Closed ritacardoso closed 1 year ago

ritacardoso commented 5 years ago

@FinnLindgren As we spoke about this afternoon, I created a model to predict tick abundance in mainland Scotland - It has a zero inflated Poisson distribution (zero inflated Poisson1) with two random effects, the effect of the site of tick collection and the number of samples per site (apart from the fixed effects). The dataset contains information on tick counts obtained from tick surveys in which sites for tick collection were selected over Scotland and in each site several samples were performed. The table contains information on 686 sites with multiple samples in each site, a total of 10611 samples (each sample is a row). The measure of interest is the count of ticks per sample. The model is: Model <- bru(count ~ Intercept + frost + rain + deer + forest + mysmooth + site + sample

I added the influence of the random effects on the prediction formula. However, I am not sure if the formula is correct. e.15 <- predict (model, pixels(mesh), ~ exp(mysmooth + rain + frost + deer + forest + Intercept + site + sample))

The question is: How to write the prediction formula to take in account the variation of the ID effects (number of sites and number of samples?

Thank you very much Rita

finnlindgren commented 5 years ago

This is a good question, and one that neither raw INLA nor inlabru has a good solution to.
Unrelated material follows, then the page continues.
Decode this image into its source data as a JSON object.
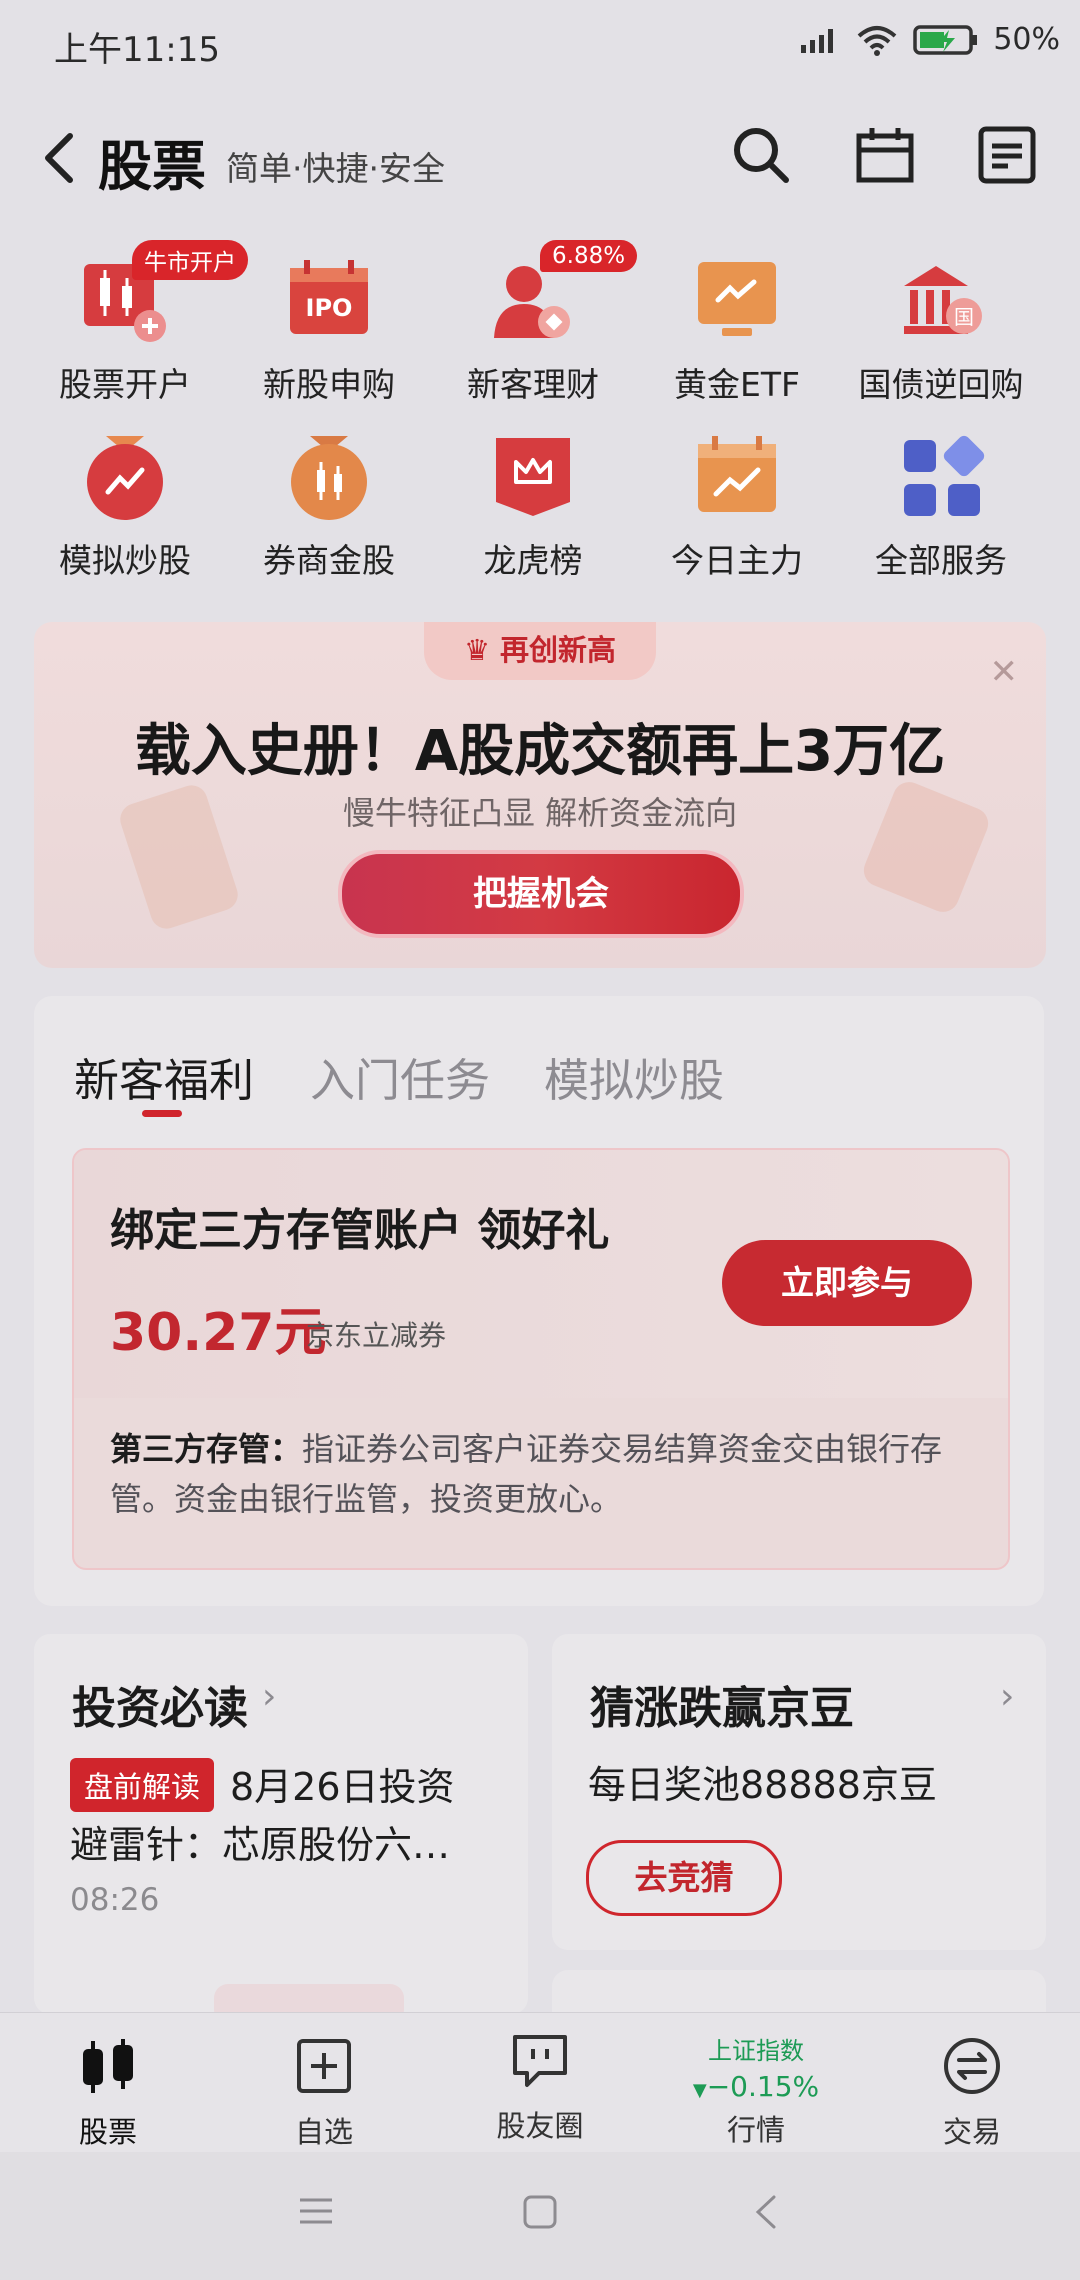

To do "new site&sample" prediction directly from the model, i.e. with "new" realisations of the site and sample specific random effects, the latent model needs to contain the new sites&sample IDs already when estimating the model. However, this is very expensive and wasteful.

An alternative may be to introduce the randomness in the prediction formula itself, using the model parameters as input (which will be sampled internally by predict. Something like

newdata <- pixels(mesh)
N <- nrow(newdata)
predict(model, newdata, ~ exp(... +
  rnorm(N, sd=site_Precision^-0.5) + rnorm(N, sd=sample_Precision^-0.5)))

I haven't tested this, but the philosophy behind the inlabru predict function I believe should allow this. One needs to figure out what the actual names of the precision parameters are; if the documentation doesn't give hints we'll need to look at the internal code and update the docs.

finnlindgren commented 5 years ago

Note: the covariates need also be defined in newdata, or defined via functions of location.

finnlindgren commented 5 years ago

pixels generates a SpatialPixelsDataFrame which doesnt support nrow but

N <- length(newdata)

seems to be the right thing, and I can confirm that the rnorm approach works. All the names available for use in the formula can be obtained by using

names(generate(model, newdata, n.samples = 1)[[1]])

which should reveal the name of the precision parameters.